Governor wants $50 million put into shaky retirement systems

FRANKFORT, Ky. (AP) – Gov. Ernie Fletcher will ask lawmakers to make an infusion of at least $50 million into the state’s shaky retirement systems for teachers and state employees.

The move is intended to head off a projected financial liability that could force the state to reduce retiree health benefits by 2013 and pension payments by 2021. Fletcher said the issue was raised repeatedly in town meetings he held across the state in recent weeks.

“The state made a promise to these employees and teachers and we must keep that promise,” Fletcher said. “As I traveled around the commonwealth gathering the thoughts of our citizens, honoring our commitments to the public employee pension systems was a high priority in almost every case.”

A coalition of advocacy groups had recommended that state officials address the problems in the Kentucky Teacher Retirement System and the Kentucky Employees Retirement Systems. The rising cost of health care in recent years has strained the systems.

Gary Harbin, executive secretary of the Kentucky Teacher Retirement System, said the legislature has been borrowing from the teachers’ pension plan to scotch the teachers’ medical benefits.

Harbin called that a serious situation that could undermine the security of teachers’ pensions. The pensions, he said, are especially important to teachers because they don’t pay into the Social Security system and don’t qualify for those benefits.

Kentucky Employees Retirement Systems has been receiving only about 60 percent of the money estimated necessary to pay for its future liabilities.

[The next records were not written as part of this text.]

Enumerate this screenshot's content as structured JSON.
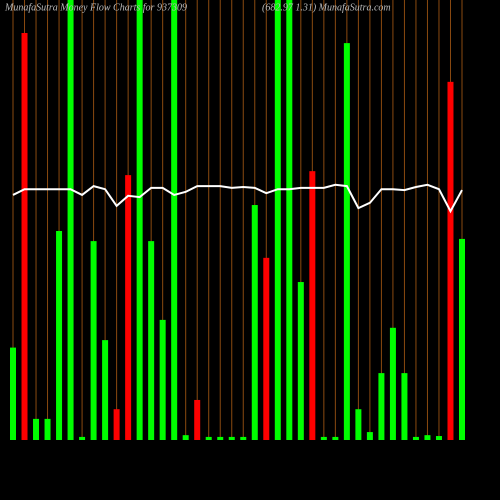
{
  "chart_data": {
    "type": "bar",
    "title": "MunafaSutra  Money Flow  Charts for 937309",
    "subtitle": "(682.97  1.31) MunafaSutra.com",
    "categories": [
      null,
      null,
      null,
      null,
      null,
      null,
      null,
      null,
      null,
      null,
      null,
      null,
      null,
      null,
      null,
      null,
      null,
      null,
      null,
      null,
      null,
      null,
      null,
      null,
      null,
      null,
      null,
      null,
      null,
      null,
      null,
      null,
      null,
      null,
      null,
      null,
      null,
      null,
      null,
      null
    ],
    "ylim": [
      0,
      100
    ],
    "grid": true,
    "grid_color": "#8a4a10",
    "series": [
      {
        "values": [
          21,
          92.5,
          4.8,
          4.8,
          47.5,
          100,
          0.7,
          45.2,
          22.7,
          7,
          60.2,
          100,
          45.2,
          27.3,
          100,
          1.1,
          9.1,
          0.7,
          0.7,
          0.7,
          0.7,
          53.4,
          41.4,
          100,
          100,
          35.9,
          61.1,
          0.7,
          0.7,
          90.2,
          7,
          1.8,
          15.2,
          25.5,
          15.2,
          0.7,
          1.1,
          0.9,
          81.4,
          45.7
        ],
        "colors": [
          "#00ff00",
          "#ff0000",
          "#00ff00",
          "#00ff00",
          "#00ff00",
          "#00ff00",
          "#00ff00",
          "#00ff00",
          "#00ff00",
          "#ff0000",
          "#ff0000",
          "#00ff00",
          "#00ff00",
          "#00ff00",
          "#00ff00",
          "#00ff00",
          "#ff0000",
          "#00ff00",
          "#00ff00",
          "#00ff00",
          "#00ff00",
          "#00ff00",
          "#ff0000",
          "#00ff00",
          "#00ff00",
          "#00ff00",
          "#ff0000",
          "#00ff00",
          "#00ff00",
          "#00ff00",
          "#00ff00",
          "#00ff00",
          "#00ff00",
          "#00ff00",
          "#00ff00",
          "#00ff00",
          "#00ff00",
          "#00ff00",
          "#ff0000",
          "#00ff00"
        ]
      },
      {
        "type": "line",
        "color": "#ffffff",
        "values": [
          55.7,
          57,
          57,
          57,
          57,
          57,
          55.7,
          57.7,
          57,
          53.2,
          55.5,
          55.2,
          57.3,
          57.3,
          55.7,
          56.4,
          57.7,
          57.7,
          57.7,
          57.3,
          57.5,
          57.3,
          56.1,
          57,
          57,
          57.3,
          57.3,
          57.3,
          58,
          57.7,
          52.7,
          53.9,
          57,
          57,
          56.8,
          57.5,
          58,
          57,
          52,
          56.8
        ]
      }
    ]
  }
}
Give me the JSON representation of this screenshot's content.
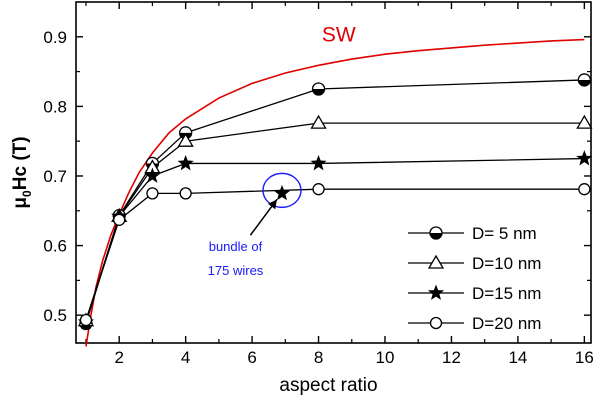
{
  "colors": {
    "sw": "#e00000",
    "annotation": "#1a1aff",
    "ink": "#000000"
  },
  "chart_data": {
    "type": "line",
    "xlabel": "aspect ratio",
    "ylabel_main": "μ",
    "ylabel_sub": "0",
    "ylabel_rest": "Hc (T)",
    "xlim": [
      0.7,
      16.2
    ],
    "ylim": [
      0.46,
      0.95
    ],
    "xticks": [
      2,
      4,
      6,
      8,
      10,
      12,
      14,
      16
    ],
    "yticks": [
      0.5,
      0.6,
      0.7,
      0.8,
      0.9
    ],
    "grid": false,
    "legend_position": "bottom-right",
    "series": [
      {
        "name": "D= 5 nm",
        "marker": "half-filled-circle",
        "x": [
          1,
          2,
          3,
          4,
          8,
          16
        ],
        "y": [
          0.488,
          0.643,
          0.718,
          0.762,
          0.825,
          0.838
        ]
      },
      {
        "name": "D=10 nm",
        "marker": "open-triangle",
        "x": [
          1,
          2,
          3,
          4,
          8,
          16
        ],
        "y": [
          0.492,
          0.642,
          0.712,
          0.75,
          0.776,
          0.776
        ]
      },
      {
        "name": "D=15 nm",
        "marker": "filled-star",
        "x": [
          1,
          2,
          3,
          4,
          8,
          16
        ],
        "y": [
          0.49,
          0.642,
          0.7,
          0.718,
          0.718,
          0.725
        ]
      },
      {
        "name": "D=20 nm",
        "marker": "open-circle",
        "x": [
          1,
          2,
          3,
          4,
          8,
          16
        ],
        "y": [
          0.493,
          0.637,
          0.675,
          0.675,
          0.681,
          0.681
        ]
      }
    ],
    "single_point": {
      "x": 6.9,
      "y": 0.675,
      "marker": "filled-star"
    },
    "sw_curve": {
      "name": "SW",
      "x": [
        1.0,
        1.15,
        1.3,
        1.5,
        1.75,
        2.0,
        2.3,
        2.6,
        3.0,
        3.5,
        4.0,
        5.0,
        6.0,
        7.0,
        8.0,
        9.0,
        10.0,
        11.0,
        12.0,
        13.0,
        14.0,
        15.0,
        16.0
      ],
      "y": [
        0.455,
        0.5,
        0.54,
        0.578,
        0.615,
        0.645,
        0.677,
        0.705,
        0.733,
        0.762,
        0.782,
        0.812,
        0.833,
        0.848,
        0.859,
        0.868,
        0.875,
        0.88,
        0.884,
        0.888,
        0.891,
        0.894,
        0.896
      ]
    },
    "annotation": {
      "line1": "bundle of",
      "line2": "175 wires"
    }
  }
}
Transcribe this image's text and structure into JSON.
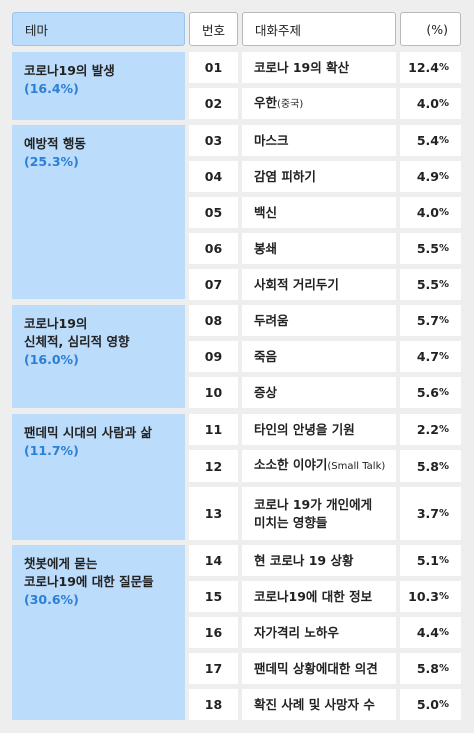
{
  "headers": {
    "theme": "테마",
    "number": "번호",
    "topic": "대화주제",
    "percent": "(%)"
  },
  "themes": [
    {
      "name": "코로나19의 발생",
      "pct": "(16.4%)"
    },
    {
      "name": "예방적 행동",
      "pct": "(25.3%)"
    },
    {
      "name": "코로나19의\n신체적, 심리적 영향",
      "pct": "(16.0%)"
    },
    {
      "name": "팬데믹 시대의 사람과 삶",
      "pct": "(11.7%)"
    },
    {
      "name": "챗봇에게 묻는\n코로나19에 대한 질문들",
      "pct": "(30.6%)"
    }
  ],
  "rows": [
    {
      "num": "01",
      "topic": "코로나 19의 확산",
      "pct": "12.4",
      "unit": "%"
    },
    {
      "num": "02",
      "topic": "우한",
      "topic_small": "(중국)",
      "pct": "4.0",
      "unit": "%"
    },
    {
      "num": "03",
      "topic": "마스크",
      "pct": "5.4",
      "unit": "%"
    },
    {
      "num": "04",
      "topic": "감염 피하기",
      "pct": "4.9",
      "unit": "%"
    },
    {
      "num": "05",
      "topic": "백신",
      "pct": "4.0",
      "unit": "%"
    },
    {
      "num": "06",
      "topic": "봉쇄",
      "pct": "5.5",
      "unit": "%"
    },
    {
      "num": "07",
      "topic": "사회적 거리두기",
      "pct": "5.5",
      "unit": "%"
    },
    {
      "num": "08",
      "topic": "두려움",
      "pct": "5.7",
      "unit": "%"
    },
    {
      "num": "09",
      "topic": "죽음",
      "pct": "4.7",
      "unit": "%"
    },
    {
      "num": "10",
      "topic": "증상",
      "pct": "5.6",
      "unit": "%"
    },
    {
      "num": "11",
      "topic": "타인의 안녕을 기원",
      "pct": "2.2",
      "unit": "%"
    },
    {
      "num": "12",
      "topic": "소소한 이야기",
      "topic_small": "(Small Talk)",
      "pct": "5.8",
      "unit": "%"
    },
    {
      "num": "13",
      "topic": "코로나 19가 개인에게\n미치는 영향들",
      "pct": "3.7",
      "unit": "%"
    },
    {
      "num": "14",
      "topic": "현 코로나 19 상황",
      "pct": "5.1",
      "unit": "%"
    },
    {
      "num": "15",
      "topic": "코로나19에 대한 정보",
      "pct": "10.3",
      "unit": "%"
    },
    {
      "num": "16",
      "topic": "자가격리 노하우",
      "pct": "4.4",
      "unit": "%"
    },
    {
      "num": "17",
      "topic": "팬데믹 상황에대한 의견",
      "pct": "5.8",
      "unit": "%"
    },
    {
      "num": "18",
      "topic": "확진 사례 및 사망자 수",
      "pct": "5.0",
      "unit": "%"
    }
  ],
  "colors": {
    "theme_bg": "#bcdcfb",
    "theme_pct": "#2b7fd6",
    "page_bg": "#eeeeee"
  }
}
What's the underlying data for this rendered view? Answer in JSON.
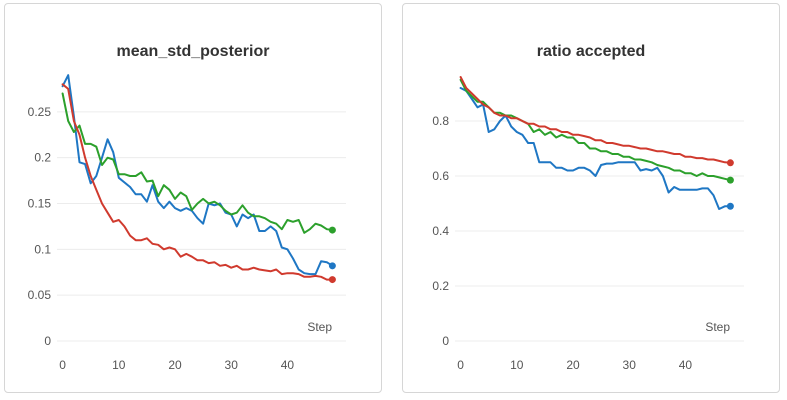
{
  "chart_data": [
    {
      "type": "line",
      "title": "mean_std_posterior",
      "xlabel": "Step",
      "ylabel": "",
      "xlim": [
        -1,
        49
      ],
      "ylim": [
        0,
        0.3
      ],
      "xticks": [
        0,
        10,
        20,
        30,
        40
      ],
      "yticks": [
        0,
        0.05,
        0.1,
        0.15,
        0.2,
        0.25
      ],
      "ytick_labels": [
        "0",
        "0.05",
        "0.1",
        "0.15",
        "0.2",
        "0.25"
      ],
      "grid": true,
      "series": [
        {
          "color": "#1f77c4",
          "x": [
            0,
            1,
            2,
            3,
            4,
            5,
            6,
            7,
            8,
            9,
            10,
            11,
            12,
            13,
            14,
            15,
            16,
            17,
            18,
            19,
            20,
            21,
            22,
            23,
            24,
            25,
            26,
            27,
            28,
            29,
            30,
            31,
            32,
            33,
            34,
            35,
            36,
            37,
            38,
            39,
            40,
            41,
            42,
            43,
            44,
            45,
            46,
            47,
            48
          ],
          "y": [
            0.278,
            0.29,
            0.245,
            0.195,
            0.193,
            0.172,
            0.18,
            0.2,
            0.22,
            0.206,
            0.178,
            0.173,
            0.168,
            0.16,
            0.16,
            0.152,
            0.17,
            0.152,
            0.145,
            0.152,
            0.145,
            0.142,
            0.145,
            0.142,
            0.134,
            0.128,
            0.15,
            0.148,
            0.15,
            0.14,
            0.138,
            0.125,
            0.138,
            0.134,
            0.138,
            0.12,
            0.12,
            0.125,
            0.12,
            0.102,
            0.1,
            0.09,
            0.078,
            0.074,
            0.073,
            0.073,
            0.087,
            0.086,
            0.082
          ]
        },
        {
          "color": "#2ca02c",
          "x": [
            0,
            1,
            2,
            3,
            4,
            5,
            6,
            7,
            8,
            9,
            10,
            11,
            12,
            13,
            14,
            15,
            16,
            17,
            18,
            19,
            20,
            21,
            22,
            23,
            24,
            25,
            26,
            27,
            28,
            29,
            30,
            31,
            32,
            33,
            34,
            35,
            36,
            37,
            38,
            39,
            40,
            41,
            42,
            43,
            44,
            45,
            46,
            47,
            48
          ],
          "y": [
            0.27,
            0.24,
            0.228,
            0.235,
            0.215,
            0.215,
            0.212,
            0.192,
            0.2,
            0.198,
            0.182,
            0.182,
            0.18,
            0.18,
            0.184,
            0.174,
            0.175,
            0.158,
            0.17,
            0.165,
            0.155,
            0.162,
            0.158,
            0.143,
            0.15,
            0.155,
            0.15,
            0.152,
            0.148,
            0.142,
            0.138,
            0.14,
            0.148,
            0.14,
            0.136,
            0.136,
            0.134,
            0.13,
            0.128,
            0.122,
            0.132,
            0.13,
            0.132,
            0.118,
            0.122,
            0.128,
            0.126,
            0.122,
            0.121
          ]
        },
        {
          "color": "#d03a2e",
          "x": [
            0,
            1,
            2,
            3,
            4,
            5,
            6,
            7,
            8,
            9,
            10,
            11,
            12,
            13,
            14,
            15,
            16,
            17,
            18,
            19,
            20,
            21,
            22,
            23,
            24,
            25,
            26,
            27,
            28,
            29,
            30,
            31,
            32,
            33,
            34,
            35,
            36,
            37,
            38,
            39,
            40,
            41,
            42,
            43,
            44,
            45,
            46,
            47,
            48
          ],
          "y": [
            0.28,
            0.275,
            0.24,
            0.225,
            0.2,
            0.18,
            0.165,
            0.15,
            0.14,
            0.13,
            0.132,
            0.125,
            0.115,
            0.11,
            0.11,
            0.112,
            0.106,
            0.105,
            0.1,
            0.102,
            0.1,
            0.092,
            0.095,
            0.092,
            0.088,
            0.088,
            0.085,
            0.086,
            0.082,
            0.083,
            0.08,
            0.082,
            0.078,
            0.078,
            0.08,
            0.078,
            0.077,
            0.076,
            0.078,
            0.073,
            0.074,
            0.074,
            0.073,
            0.07,
            0.07,
            0.071,
            0.07,
            0.067,
            0.067
          ]
        }
      ]
    },
    {
      "type": "line",
      "title": "ratio accepted",
      "xlabel": "Step",
      "ylabel": "",
      "xlim": [
        -1,
        49
      ],
      "ylim": [
        0,
        1.0
      ],
      "xticks": [
        0,
        10,
        20,
        30,
        40
      ],
      "yticks": [
        0,
        0.2,
        0.4,
        0.6,
        0.8
      ],
      "ytick_labels": [
        "0",
        "0.2",
        "0.4",
        "0.6",
        "0.8"
      ],
      "grid": true,
      "series": [
        {
          "color": "#1f77c4",
          "x": [
            0,
            1,
            2,
            3,
            4,
            5,
            6,
            7,
            8,
            9,
            10,
            11,
            12,
            13,
            14,
            15,
            16,
            17,
            18,
            19,
            20,
            21,
            22,
            23,
            24,
            25,
            26,
            27,
            28,
            29,
            30,
            31,
            32,
            33,
            34,
            35,
            36,
            37,
            38,
            39,
            40,
            41,
            42,
            43,
            44,
            45,
            46,
            47,
            48
          ],
          "y": [
            0.92,
            0.91,
            0.88,
            0.85,
            0.86,
            0.76,
            0.77,
            0.8,
            0.82,
            0.78,
            0.76,
            0.75,
            0.72,
            0.72,
            0.65,
            0.65,
            0.65,
            0.63,
            0.63,
            0.62,
            0.62,
            0.63,
            0.63,
            0.62,
            0.6,
            0.64,
            0.645,
            0.645,
            0.65,
            0.65,
            0.65,
            0.65,
            0.62,
            0.625,
            0.62,
            0.63,
            0.6,
            0.54,
            0.56,
            0.55,
            0.55,
            0.55,
            0.55,
            0.555,
            0.555,
            0.53,
            0.48,
            0.49,
            0.49
          ]
        },
        {
          "color": "#2ca02c",
          "x": [
            0,
            1,
            2,
            3,
            4,
            5,
            6,
            7,
            8,
            9,
            10,
            11,
            12,
            13,
            14,
            15,
            16,
            17,
            18,
            19,
            20,
            21,
            22,
            23,
            24,
            25,
            26,
            27,
            28,
            29,
            30,
            31,
            32,
            33,
            34,
            35,
            36,
            37,
            38,
            39,
            40,
            41,
            42,
            43,
            44,
            45,
            46,
            47,
            48
          ],
          "y": [
            0.95,
            0.91,
            0.89,
            0.87,
            0.87,
            0.85,
            0.83,
            0.83,
            0.82,
            0.82,
            0.81,
            0.8,
            0.79,
            0.76,
            0.77,
            0.75,
            0.76,
            0.74,
            0.75,
            0.74,
            0.74,
            0.72,
            0.72,
            0.7,
            0.7,
            0.69,
            0.69,
            0.68,
            0.68,
            0.67,
            0.67,
            0.66,
            0.66,
            0.655,
            0.65,
            0.64,
            0.635,
            0.63,
            0.62,
            0.62,
            0.61,
            0.61,
            0.6,
            0.61,
            0.6,
            0.6,
            0.595,
            0.59,
            0.585
          ]
        },
        {
          "color": "#d03a2e",
          "x": [
            0,
            1,
            2,
            3,
            4,
            5,
            6,
            7,
            8,
            9,
            10,
            11,
            12,
            13,
            14,
            15,
            16,
            17,
            18,
            19,
            20,
            21,
            22,
            23,
            24,
            25,
            26,
            27,
            28,
            29,
            30,
            31,
            32,
            33,
            34,
            35,
            36,
            37,
            38,
            39,
            40,
            41,
            42,
            43,
            44,
            45,
            46,
            47,
            48
          ],
          "y": [
            0.96,
            0.92,
            0.9,
            0.88,
            0.86,
            0.85,
            0.83,
            0.82,
            0.82,
            0.81,
            0.81,
            0.8,
            0.79,
            0.79,
            0.78,
            0.78,
            0.77,
            0.77,
            0.76,
            0.76,
            0.75,
            0.75,
            0.745,
            0.74,
            0.73,
            0.73,
            0.72,
            0.72,
            0.715,
            0.71,
            0.71,
            0.705,
            0.7,
            0.7,
            0.695,
            0.69,
            0.69,
            0.685,
            0.68,
            0.68,
            0.67,
            0.67,
            0.665,
            0.665,
            0.66,
            0.66,
            0.655,
            0.65,
            0.648
          ]
        }
      ]
    }
  ]
}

Fletcher said he is forming what he called the Blue Ribbon Commission on Public Employees Retirement Systems. He said he will ask the 23-member commission to find ways to eliminate the unfunded liabilities in retirement systems for state employees and teachers to ensure future employees have benefits.

Last year, the state put $24 million into the state’s retirement systems in an effort to help shore up finances, Fletcher said.

“My charge to this commission is not to propose changes to the benefits enjoyed by current retirees or promised to current employees and teachers,” Fletcher said. “We cannot and will not do that.”